Великая задача познания мира, становящаяся у людей высших культур потребностью, своего рода проникновение в собственное существование, обязанность к чему ощущается ими как перед самими собой, так и в отношении культуры, вне зависимости от того, будем ли мы называть соответствующие процедуры наукой или философией, будем ли с внутренней несомненностью воспринимать их родство с художественным творчеством и религиозной интуицией или его оспаривать, – задача эта в любом случае, несомненно, остается одной и той же: представить во всей чистоте предопределенный бодрствованию отдельного человека язык форм картины мира, который он, пока не сравнивает, неизбежно должен считать за сам мир.

Ввиду различия природы и истории эта задача должна быть двойственной.

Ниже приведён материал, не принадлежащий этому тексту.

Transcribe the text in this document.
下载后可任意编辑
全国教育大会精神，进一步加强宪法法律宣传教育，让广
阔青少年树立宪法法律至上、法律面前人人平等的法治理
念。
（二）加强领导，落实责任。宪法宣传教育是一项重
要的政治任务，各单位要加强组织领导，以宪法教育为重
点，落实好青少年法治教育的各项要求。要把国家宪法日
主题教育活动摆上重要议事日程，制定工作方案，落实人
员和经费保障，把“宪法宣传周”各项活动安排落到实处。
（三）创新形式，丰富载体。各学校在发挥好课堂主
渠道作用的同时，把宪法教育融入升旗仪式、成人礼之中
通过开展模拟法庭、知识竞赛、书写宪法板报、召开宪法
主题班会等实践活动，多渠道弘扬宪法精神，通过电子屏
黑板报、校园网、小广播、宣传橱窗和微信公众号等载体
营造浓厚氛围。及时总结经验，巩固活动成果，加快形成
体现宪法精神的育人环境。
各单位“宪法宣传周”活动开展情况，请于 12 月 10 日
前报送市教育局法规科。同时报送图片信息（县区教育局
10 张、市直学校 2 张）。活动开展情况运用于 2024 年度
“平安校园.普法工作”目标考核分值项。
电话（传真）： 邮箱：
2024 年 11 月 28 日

Та и другая говорят на своем собственном, отличающемся во всех отношениях языке форм; в картине мира неопределенного характера – как оно чаще всего и бывает в повседневной жизни – тот и другой вполне могут накладываться друг на друга и искажаться, однако никогда они не сливаются во внутреннее единство.

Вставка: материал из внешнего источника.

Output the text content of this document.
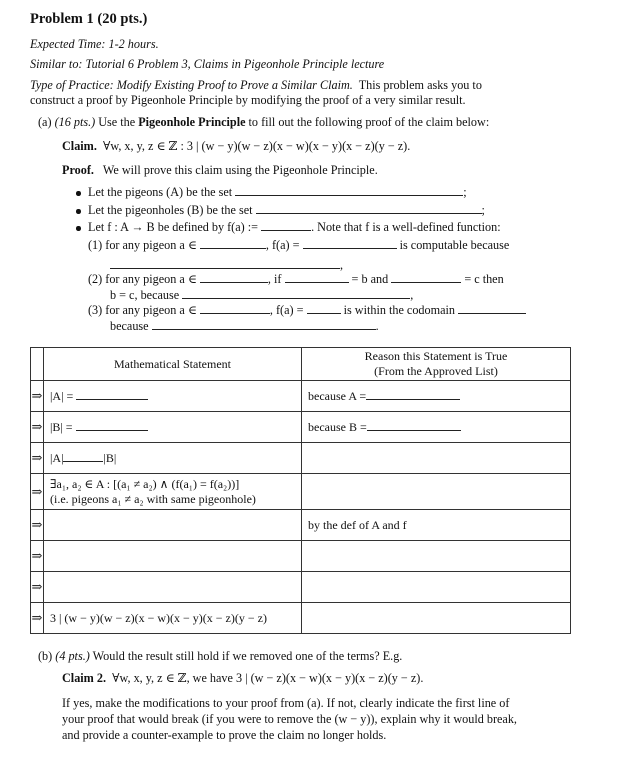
Problem 1 (20 pts.)
Expected Time: 1-2 hours.
Similar to: Tutorial 6 Problem 3, Claims in Pigeonhole Principle lecture
Type of Practice: Modify Existing Proof to Prove a Similar Claim. This problem asks you to
construct a proof by Pigeonhole Principle by modifying the proof of a very similar result.
(a) (16 pts.) Use the Pigeonhole Principle to fill out the following proof of the claim below:
Claim. ∀w, x, y, z ∈ ℤ : 3 | (w − y)(w − z)(x − w)(x − y)(x − z)(y − z).
Proof. We will prove this claim using the Pigeonhole Principle.
Let the pigeons (A) be the set	;
Let the pigeonholes (B) be the set	;
Let f : A → B be defined by f(a) :=	. Note that f is a well-defined function:
(1) for any pigeon a ∈	, f(a) =	is computable because
,
(2) for any pigeon a ∈	, if	= b and	= c then
b = c, because	,
(3) for any pigeon a ∈	, f(a) =	is within the codomain
because	.
	Mathematical Statement	Reason this Statement is True
(From the Approved List)

⇒	|A| =	because A =
⇒	|B| =	because B =
⇒	|A| |B|	
⇒	∃a₁, a₂ ∈ A : [(a₁ ≠ a₂) ∧ (f(a₁) = f(a₂))]
(i.e. pigeons a₁ ≠ a₂ with same pigeonhole)	

⇒		by the def of A and f
⇒		
⇒		
⇒	3 | (w − y)(w − z)(x − w)(x − y)(x − z)(y − z)	
(b) (4 pts.) Would the result still hold if we removed one of the terms? E.g.
Claim 2. ∀w, x, y, z ∈ ℤ, we have 3 | (w − z)(x − w)(x − y)(x − z)(y − z).
If yes, make the modifications to your proof from (a). If not, clearly indicate the first line of
your proof that would break (if you were to remove the (w − y)), explain why it would break,
and provide a counter-example to prove the claim no longer holds.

Направление и распространение – вот господствующие характеристики, которыми различаются историческое и природное впечатление. Человек вообще не в состоянии одновременно дать ход формирующему воздействию того и другого. У слова «даль» – красноречивый двойной смысл. В одном случае оно означает будущее, в другом – пространственное расстояние. Отметим, что исторический материалист почти неизбежно воспринимает время как математическое измерение. Для прирожденного художника (что доказывается лирикой всех народов), напротив, даль пейзажа, облака, горизонт, садящееся солнце – все это оказывается впечатлениями, связывающимися сами собой с ощущением чего-то будущего. Греческий поэт отрицает будущее, а следовательно, он ничего этого не видит и не воспевает. Поскольку он всецело принадлежит настоящему, он всецело принадлежит также и близи. Естествоиспытатель, творческий рассудочный человек в собственном смысле этого слова, будь то экспериментатор, как Фарадей, теоретик, как Галилей, или математик, как Ньютон, сталкивается в своем мире лишь с лишенными направления количествами, которые он меряет, поверяет и упорядочивает. Исключительно количественное подлежит ухватыванию числами, определено каузально, может быть сделано доступно в понятийном смысле и сформулировано в виде закона. Тем самым возможности всякого чистого познания природы оказываются исчерпанными. Все законы представляют собой количественные зависимости, или, как сказал бы физик, все физические процессы протекают в пространстве. Античный же физик, исходя из античного, отрицающего пространство мироощущения, выразил бы то же самое – не меняя существа факта – в том смысле, что все процессы «протекают между телами».

Всякая количественность чужда историческим впечатлениям. У них иной орган. У мира как природы и мира как истории – свои собственные виды постижения. Мы знаем их и ежедневно ими пользуемся, хотя их противоположности до сих пор не сознавали. Бывает познание природы и знание людей. Бывает научный опыт и опыт жизненный. Следует проследить эту противоположность до самых последних оснований, чтобы понять, что я имею в виду.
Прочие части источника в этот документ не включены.